MongoFhirServerSource connects FHIR4DS analytics to Mongo-backed FHIR servers, including Helix/icanbwell-style deployments where current resources are stored in per-resource Mongo collections.

What It Does

The adapter:

  • Loads DuckDB's community mongo extension.
  • Reads Mongo collections through mongo_scan.
  • Projects current FHIR resources into the FHIR4DS resources view.
  • Normalizes Patient references for CQL and DQM evaluation.
  • Keeps the source read-only from FHIR4DS.

Use a read-only Mongo user or a read replica for analytics workloads:

from fhir4ds.sources import MongoFhirServerSchema, MongoFhirServerSource

source = MongoFhirServerSource(
"mongodb://analytics_user:[email protected]:27017",
schema=MongoFhirServerSchema(
database_name="fhir",
resource_types=("Patient", "Observation", "Encounter", "Condition"),
),
)

Large CQL and DQM runs can scan many current-resource documents. Keep them away from latency-sensitive transactional traffic unless the Mongo deployment has capacity reserved for analytics.

Materialization Parity With HAPI

FHIR4DS also includes a Mongo DQM materialization worker for HAPI-like operation:

  • Durable patient-change queue in Mongo.
  • Measure run, result, audit, and generated MeasureReport collections.
  • Initial manual enqueue of current Patient resources.
  • Change-stream listener for new or updated FHIR resources.
  • Optional generated individual MeasureReport upsert back into Mongo.
fhir4ds dqm mongo install --config mongo-materialization.yaml
fhir4ds dqm mongo sync-config --config mongo-materialization.yaml
fhir4ds dqm mongo enqueue-patients --config mongo-materialization.yaml --all
fhir4ds dqm mongo listen --config mongo-materialization.yaml

Mongo does not support installable in-database triggers equivalent to PostgreSQL. The parity path uses Mongo change streams, so the Mongo deployment must be a replica set or sharded cluster. Enable change stream pre-images if delete events must requeue non-Patient resources by their prior patient reference.

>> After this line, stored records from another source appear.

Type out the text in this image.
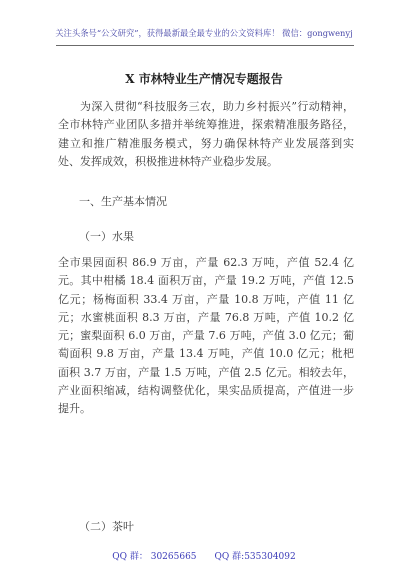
关注头条号“公文研究”，获得最新最全最专业的公文资料库！ 微信：gongwenyj
X 市林特业生产情况专题报告

为深入贯彻“科技服务三农，助力乡村振兴”行动精神，全市林特产业团队多措并举统筹推进，探索精准服务路径，建立和推广精准服务模式，努力确保林特产业发展落到实处、发挥成效，积极推进林特产业稳步发展。

一、生产基本情况

（一）水果

全市果园面积 86.9 万亩，产量 62.3 万吨，产值 52.4 亿元。其中柑橘 18.4 面积万亩，产量 19.2 万吨，产值 12.5 亿元；杨梅面积 33.4 万亩，产量 10.8 万吨，产值 11 亿元；水蜜桃面积 8.3 万亩，产量 76.8 万吨，产值 10.2 亿元；蜜梨面积 6.0 万亩，产量 7.6 万吨，产值 3.0 亿元；葡萄面积 9.8 万亩，产量 13.4 万吨，产值 10.0 亿元；枇杷面积 3.7 万亩，产量 1.5 万吨，产值 2.5 亿元。相较去年，产业面积缩减，结构调整优化，果实品质提高，产值进一步提升。

（二）茶叶

QQ 群： 30265665 QQ 群:535304092
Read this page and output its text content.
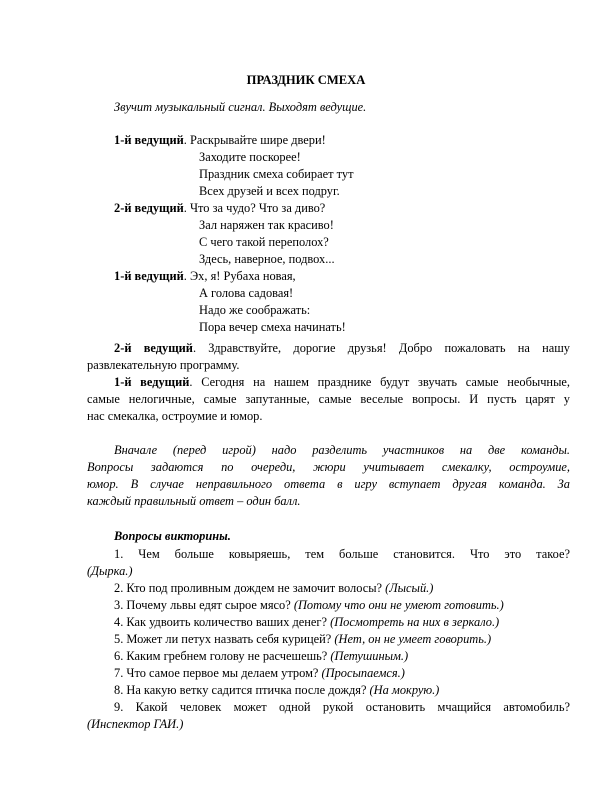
ПРАЗДНИК СМЕХА
Звучит музыкальный сигнал. Выходят ведущие.
1-й ведущий. Раскрывайте шире двери!
Заходите поскорее!
Праздник смеха собирает тут
Всех друзей и всех подруг.
2-й ведущий. Что за чудо? Что за диво?
Зал наряжен так красиво!
С чего такой переполох?
Здесь, наверное, подвох...
1-й ведущий. Эх, я! Рубаха новая,
А голова садовая!
Надо же соображать:
Пора вечер смеха начинать!
2-й ведущий. Здравствуйте, дорогие друзья! Добро пожаловать на нашу
развлекательную программу.
1-й ведущий. Сегодня на нашем празднике будут звучать самые необычные,
самые нелогичные, самые запутанные, самые веселые вопросы. И пусть царят у
нас смекалка, остроумие и юмор.
Вначале (перед игрой) надо разделить участников на две команды.
Вопросы задаются по очереди, жюри учитывает смекалку, остроумие,
юмор. В случае неправильного ответа в игру вступает другая команда. За
каждый правильный ответ – один балл.
Вопросы викторины.
1. Чем больше ковыряешь, тем больше становится. Что это такое?
(Дырка.)
2. Кто под проливным дождем не замочит волосы? (Лысый.)
3. Почему львы едят сырое мясо? (Потому что они не умеют готовить.)
4. Как удвоить количество ваших денег? (Посмотреть на них в зеркало.)
5. Может ли петух назвать себя курицей? (Нет, он не умеет говорить.)
6. Каким гребнем голову не расчешешь? (Петушиным.)
7. Что самое первое мы делаем утром? (Просыпаемся.)
8. На какую ветку садится птичка после дождя? (На мокрую.)
9. Какой человек может одной рукой остановить мчащийся автомобиль?
(Инспектор ГАИ.)
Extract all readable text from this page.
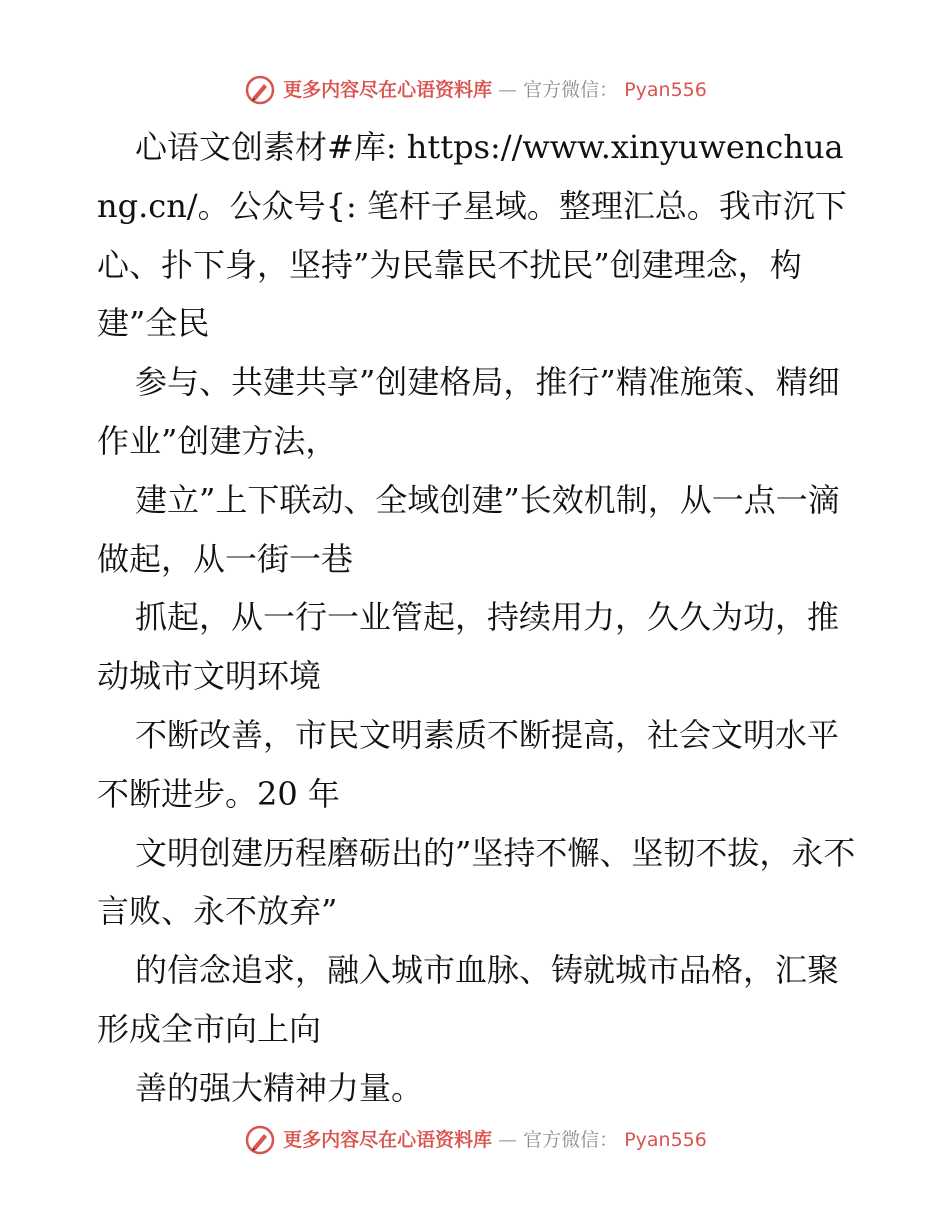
更多内容尽在心语资料库 — 官方微信： Pyan556

心语文创素材#库: https://www.xinyuwenchuang.cn/。公众号{: 笔杆子星域。整理汇总。我市沉下心、扑下身，坚持”为民靠民不扰民”创建理念，构建”全民

参与、共建共享”创建格局，推行”精准施策、精细作业”创建方法，

建立”上下联动、全域创建”长效机制，从一点一滴做起，从一街一巷

抓起，从一行一业管起，持续用力，久久为功，推动城市文明环境

不断改善，市民文明素质不断提高，社会文明水平不断进步。20 年

文明创建历程磨砺出的”坚持不懈、坚韧不拔，永不言败、永不放弃”

的信念追求，融入城市血脉、铸就城市品格，汇聚形成全市向上向

善的强大精神力量。

更多内容尽在心语资料库 — 官方微信： Pyan556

The worker defaults to source_patient_pushdown: true. For each claimed queue batch it adds Patient ID filters to the Mongo source scans before DuckDB evaluates the measure, so batch runs do not need to read every configured resource collection.

Layout Options

Choose the schema strategy that matches your server:

StrategyUse When
per_resourceCollections are named like Patient_4_0_0.
explicitEach resource type has a custom collection name or wrapped JSON layout.
sharedMultiple resource types are stored in one shared collection.

All strategies add a resource-type filter, so the mounted resources view only includes configured resource types.

Local Test Stack

The repository includes a disposable Mongo stack:

cd docker/mongo-fhir-server
docker compose --profile smoke up --build worker

This starts Mongo, seeds a Patient and Observation fixture, and runs scripts/mongo/smoke_mongo_source.py through the packaged worker image. The Mongo service runs as a single-node replica set so change streams are available for materialization experiments.

To keep Mongo running for manual queries:

docker compose up -d mongo
docker compose --profile smoke run --rm seed

Then run:

python3 scripts/mongo/smoke_mongo_source.py \
--uri 'mongodb://localhost:27018/?directConnection=true' \
--database fhir \
--include-hidden

Current Limitations

MongoFhirServerSource.supports_incremental() returns False; incremental behavior belongs to the separate DQM materialization worker, not the read-only source adapter.

Collection discovery is best-effort. For production deployments, provide resource_types, collection_mappings, or full collections configuration so schema drift fails clearly at startup.